Strategy (draw a picture): Put the starting point on a simple coordinate grid, let east be +x and north be +y, mark each move or each point from that baseline, then use the Pythagorean theorem (distance = sqrt(dx^2 + dy^2)).
Problem 1
W swims: 60 mi north, 30 mi east, 30 mi north, 150 mi west. Draw a path or combine the north/south and east/west moves:
- North/south total: 60 + 30 = 90 miles north.
- East/west total: 30 east then 150 west = 30 - 150 = -120 miles (which means 120 miles west).
So W's final position relative to the start is 90 miles north and 120 miles west. Treat those as the legs of a right triangle:
Distance = sqrt((90)^2 + (120)^2) = sqrt(8100 + 14400) = sqrt(22500) = 150 miles.
Answer to Problem 1: 150 miles from the starting point.
Problem 2
We place B at the origin (0,0). Take east as +x and north as +y. Points given only by east/west are on y = 0; points given north/south off that line share the x of the point they are north/south of.
From the text:
- A is 50 m east of B: A = (50, 0).
- A is 30 m west of C, so C is 30 m east of A: C = (80, 0).
- D is 60 m east of C: D = (140, 0).
- D is 40 m east of E, so E = D - 40 in x: E = (100, 0).
- F is 50 m north of E, so F = (100, 50).
- F is 80 m north of G, so G is 80 m south of F: G = (100, 50 - 80) = (100, -30).
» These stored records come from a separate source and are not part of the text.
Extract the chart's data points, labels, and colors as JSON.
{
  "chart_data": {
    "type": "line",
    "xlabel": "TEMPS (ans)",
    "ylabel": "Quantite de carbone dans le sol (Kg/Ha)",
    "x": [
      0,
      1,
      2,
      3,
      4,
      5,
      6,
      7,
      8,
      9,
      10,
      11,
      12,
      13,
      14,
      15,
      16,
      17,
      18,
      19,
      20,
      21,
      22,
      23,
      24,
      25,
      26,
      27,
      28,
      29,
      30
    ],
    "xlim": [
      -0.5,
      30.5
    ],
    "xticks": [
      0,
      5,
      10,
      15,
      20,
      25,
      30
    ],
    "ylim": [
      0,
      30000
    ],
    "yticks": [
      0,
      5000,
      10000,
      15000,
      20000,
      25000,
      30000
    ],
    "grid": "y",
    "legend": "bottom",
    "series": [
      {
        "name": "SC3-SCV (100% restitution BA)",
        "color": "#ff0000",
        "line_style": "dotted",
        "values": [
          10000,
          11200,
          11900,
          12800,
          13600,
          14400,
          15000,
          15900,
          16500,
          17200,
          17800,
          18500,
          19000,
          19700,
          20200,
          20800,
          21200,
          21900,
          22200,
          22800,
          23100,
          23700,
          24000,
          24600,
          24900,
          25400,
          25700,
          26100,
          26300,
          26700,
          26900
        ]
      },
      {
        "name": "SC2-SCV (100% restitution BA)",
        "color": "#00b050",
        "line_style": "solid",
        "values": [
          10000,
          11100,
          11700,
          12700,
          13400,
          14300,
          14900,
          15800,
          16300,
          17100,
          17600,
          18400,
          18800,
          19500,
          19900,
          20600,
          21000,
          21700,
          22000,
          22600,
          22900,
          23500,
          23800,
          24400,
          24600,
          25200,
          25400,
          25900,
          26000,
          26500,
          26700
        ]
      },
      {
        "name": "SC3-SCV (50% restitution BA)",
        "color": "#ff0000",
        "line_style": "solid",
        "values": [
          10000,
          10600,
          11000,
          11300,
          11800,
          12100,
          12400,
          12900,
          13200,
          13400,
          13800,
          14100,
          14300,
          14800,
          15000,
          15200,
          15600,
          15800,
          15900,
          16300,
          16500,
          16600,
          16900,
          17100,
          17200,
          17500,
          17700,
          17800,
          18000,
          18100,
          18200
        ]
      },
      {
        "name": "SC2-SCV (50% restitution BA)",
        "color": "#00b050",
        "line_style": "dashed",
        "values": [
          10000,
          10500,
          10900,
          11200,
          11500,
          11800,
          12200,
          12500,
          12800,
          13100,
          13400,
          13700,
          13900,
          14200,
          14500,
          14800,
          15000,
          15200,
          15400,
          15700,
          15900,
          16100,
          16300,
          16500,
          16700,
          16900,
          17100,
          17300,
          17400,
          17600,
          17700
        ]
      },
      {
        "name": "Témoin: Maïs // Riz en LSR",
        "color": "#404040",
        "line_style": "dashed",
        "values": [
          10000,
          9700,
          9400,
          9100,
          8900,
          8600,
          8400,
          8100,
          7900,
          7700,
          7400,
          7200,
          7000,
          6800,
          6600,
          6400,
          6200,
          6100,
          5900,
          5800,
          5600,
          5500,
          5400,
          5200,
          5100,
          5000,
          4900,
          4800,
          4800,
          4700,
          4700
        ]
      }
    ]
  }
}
We need the distance between B and G. B = (0,0), G = (100, -30). Compute the horizontal and vertical differences:
dx = 100 - 0 = 100 meters
dy = -30 - 0 = -30 meters (use the magnitude 30 for the triangle leg)
Distance BG = sqrt(100^2 + (-30)^2) = sqrt(10000 + 900) = sqrt(10900) ≈ 104.403064... m.
Round to the nearest tenth: 104.4 m.
Answer to Problem 2: 104.4 meters (to the nearest tenth).
Connection to standards: this uses A-CED.1 (translate directions into coordinates/equations) and A-SSE.1 thinking about structure of the displacement (split into orthogonal components) and then the Pythagorean theorem to compute the magnitude.